El sórdido cuento de los tres peritos o la fábula del que fue por lana y salió trasquilado. Una nueva pieza de convicción, no la única, claro, de que estamos viviendo en un basurero político e informativo.
Pero es lo que hay y mejor será tomárselo con una cierta distancia. La que procede de asumir que, en la lucha por conquistar el poder o por conservarlo -ya hemos entrado en campaña electoral-, apenas le queda tiempo a nuestra clase política para dedicarlo a resolver los problemas reales de los españoles.
Del basurero del fin de semana nos llega el dichoso informe pericial sobre el ácido bórico, pero ya convertido en objeto imposible. Después de intervenir el juez Baltasar Garzón en el papel de esquilador -su auto del viernes nos cambia la percepción de lo ocurrido en la Comisaría de Policía Científica-, tirios y troyanos se acusan mutuamente de manipulación para seguir chapoteando: "Queremos saber quiénes han sido los instigadores". Última perla en periodismo declarativo sobre el caso. Lo chocante es que firman la frase tanto López Garrido como Eduardo Zaplana, las respectivas bandas sonoras del PSOE y el PP en el Parlamento.
Aparte de su insoportable tufo político, por la mala digestión de una derrota electoral, el episodio ha cobrado relevancia judicial porque estamos ante un supuesto delito de falsedad en documento. Pero, sobre todo, estamos ante un inmenso fraude informativo. Uno más en la fabricación de climas artificiales por cuenta de dos medios de comunicación a los que secunda un sector, solo un sector, del PP. Algo que, a mi juicio, hace mucho daño a la causa electoral del partido y al liderazgo de Rajoy. Para su desgracia, van a necesitar una nueva derrota para darse cuenta.
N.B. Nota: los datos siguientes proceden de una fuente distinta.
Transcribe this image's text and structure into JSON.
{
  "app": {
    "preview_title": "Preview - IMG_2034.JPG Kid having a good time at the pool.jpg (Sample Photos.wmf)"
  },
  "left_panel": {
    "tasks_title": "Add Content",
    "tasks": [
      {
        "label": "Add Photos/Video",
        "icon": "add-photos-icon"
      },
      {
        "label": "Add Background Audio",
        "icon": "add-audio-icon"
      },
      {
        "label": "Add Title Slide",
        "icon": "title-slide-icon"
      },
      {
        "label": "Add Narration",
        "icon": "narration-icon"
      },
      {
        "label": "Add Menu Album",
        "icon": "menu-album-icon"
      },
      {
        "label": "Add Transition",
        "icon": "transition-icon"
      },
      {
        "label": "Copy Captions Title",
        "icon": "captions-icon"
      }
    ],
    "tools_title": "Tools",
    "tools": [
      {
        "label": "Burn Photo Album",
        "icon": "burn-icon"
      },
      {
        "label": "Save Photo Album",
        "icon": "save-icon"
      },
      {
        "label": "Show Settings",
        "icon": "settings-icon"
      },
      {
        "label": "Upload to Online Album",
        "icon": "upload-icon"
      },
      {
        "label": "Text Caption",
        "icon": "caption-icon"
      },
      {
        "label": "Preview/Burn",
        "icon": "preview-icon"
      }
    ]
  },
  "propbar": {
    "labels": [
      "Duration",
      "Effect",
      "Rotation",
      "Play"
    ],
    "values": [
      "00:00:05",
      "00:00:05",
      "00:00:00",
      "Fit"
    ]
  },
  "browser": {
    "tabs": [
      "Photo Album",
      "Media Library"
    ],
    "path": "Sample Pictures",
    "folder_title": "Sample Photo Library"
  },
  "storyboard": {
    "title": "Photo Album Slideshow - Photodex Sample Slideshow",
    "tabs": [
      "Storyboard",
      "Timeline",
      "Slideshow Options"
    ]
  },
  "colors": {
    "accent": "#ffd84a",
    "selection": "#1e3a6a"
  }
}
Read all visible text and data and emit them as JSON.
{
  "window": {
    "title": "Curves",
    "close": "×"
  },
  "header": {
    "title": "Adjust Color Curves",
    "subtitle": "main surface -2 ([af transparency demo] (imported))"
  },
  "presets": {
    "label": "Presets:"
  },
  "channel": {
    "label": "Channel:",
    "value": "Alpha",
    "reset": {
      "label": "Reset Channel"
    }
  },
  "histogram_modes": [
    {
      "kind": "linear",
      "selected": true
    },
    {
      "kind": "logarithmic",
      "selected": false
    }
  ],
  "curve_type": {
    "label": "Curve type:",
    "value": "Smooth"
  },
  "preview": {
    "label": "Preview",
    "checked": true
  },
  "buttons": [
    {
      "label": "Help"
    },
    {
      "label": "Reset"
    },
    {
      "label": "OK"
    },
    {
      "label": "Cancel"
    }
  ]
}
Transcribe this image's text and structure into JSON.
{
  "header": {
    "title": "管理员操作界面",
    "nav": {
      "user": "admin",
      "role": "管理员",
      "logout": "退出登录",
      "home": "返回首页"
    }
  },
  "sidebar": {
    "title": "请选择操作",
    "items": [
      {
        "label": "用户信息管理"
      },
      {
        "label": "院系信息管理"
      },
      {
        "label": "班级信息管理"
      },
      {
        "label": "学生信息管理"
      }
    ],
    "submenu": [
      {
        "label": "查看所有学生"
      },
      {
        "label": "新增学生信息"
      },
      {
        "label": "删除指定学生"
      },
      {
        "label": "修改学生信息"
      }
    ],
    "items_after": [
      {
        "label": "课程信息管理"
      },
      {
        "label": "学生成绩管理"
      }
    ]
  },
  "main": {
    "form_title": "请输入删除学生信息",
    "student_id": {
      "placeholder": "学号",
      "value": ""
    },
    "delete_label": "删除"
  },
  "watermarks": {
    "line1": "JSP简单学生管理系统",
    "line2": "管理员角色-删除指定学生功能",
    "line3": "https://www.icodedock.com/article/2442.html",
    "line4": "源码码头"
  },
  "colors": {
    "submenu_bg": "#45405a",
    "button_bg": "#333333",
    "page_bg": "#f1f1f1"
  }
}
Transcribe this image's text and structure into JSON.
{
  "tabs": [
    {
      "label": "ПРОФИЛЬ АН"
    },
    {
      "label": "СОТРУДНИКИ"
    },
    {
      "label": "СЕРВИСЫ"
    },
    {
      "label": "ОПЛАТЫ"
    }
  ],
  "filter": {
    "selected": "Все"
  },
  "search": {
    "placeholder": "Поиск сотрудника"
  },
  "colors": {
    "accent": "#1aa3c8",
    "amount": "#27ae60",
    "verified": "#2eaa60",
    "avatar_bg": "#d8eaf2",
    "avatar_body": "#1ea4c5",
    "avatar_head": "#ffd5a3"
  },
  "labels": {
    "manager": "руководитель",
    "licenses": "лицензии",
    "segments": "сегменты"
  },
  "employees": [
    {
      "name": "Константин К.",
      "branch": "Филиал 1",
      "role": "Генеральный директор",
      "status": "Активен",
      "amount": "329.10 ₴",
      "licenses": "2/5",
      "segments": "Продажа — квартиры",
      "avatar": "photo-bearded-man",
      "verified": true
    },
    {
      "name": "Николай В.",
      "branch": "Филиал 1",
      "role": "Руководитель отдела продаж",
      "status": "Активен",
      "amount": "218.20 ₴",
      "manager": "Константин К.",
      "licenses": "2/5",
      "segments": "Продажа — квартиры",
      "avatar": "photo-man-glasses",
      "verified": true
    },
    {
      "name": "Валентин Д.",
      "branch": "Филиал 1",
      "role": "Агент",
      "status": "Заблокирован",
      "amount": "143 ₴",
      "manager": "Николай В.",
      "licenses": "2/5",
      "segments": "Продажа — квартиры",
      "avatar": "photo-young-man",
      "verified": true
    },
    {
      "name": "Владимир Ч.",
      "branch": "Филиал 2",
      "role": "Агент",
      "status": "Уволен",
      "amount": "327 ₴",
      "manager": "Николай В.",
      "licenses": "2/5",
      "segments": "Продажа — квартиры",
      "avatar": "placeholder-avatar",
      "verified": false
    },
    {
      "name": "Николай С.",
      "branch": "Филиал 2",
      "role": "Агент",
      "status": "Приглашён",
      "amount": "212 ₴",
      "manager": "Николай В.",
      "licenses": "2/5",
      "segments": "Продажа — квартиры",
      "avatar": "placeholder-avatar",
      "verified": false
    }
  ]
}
La mala calidad del momento político e informativo que estamos viviendo nace de la obsesión de buscar hasta en los basureros las pruebas de la conjura sangrienta -nada menos que 191 muertos- que puso a Zapatero en la Moncloa. Y si no hay pruebas, se inventan. O se acusa a medio mundo, incluidas las instituciones, de haber inventado las que obran en el sumario judicial y en los informes policiales, mientras se sigue venteando un lema tramposo e irresponsable : "Queremos saber la verdad", de cuya lógica se desprende que es mentira lo que cuentan las Fuerzas de Seguridad, las del Estado, y los Jueces, los del Estado, y el Gobierno, el del Estado.
Por haber procedido judicialmente contra los tres peritos, a un juez de la Audiencia Nacional se le tacha de "servil" e, indirectamente, de haber provocado el "lichamiento" mediático de los tres policías. El portavoz del PP, Zaplana, volvía a insistir este fin de semana en que en instancias policiales se manipulan documentos y se destruyen pruebas. Y en la manifestación convocada ayer en Sevilla por la AVT se llamó al presidente del Gobierno de la Nación "cobarde", "miserable" y "traidor".
Es demencial que alguien espere seducir a los votantes mediante la descalificación expresa o tácita de los órganos del Estado. O que en alguna cabeza anide esa idea como estrategia para consolidar una alternativa de poder.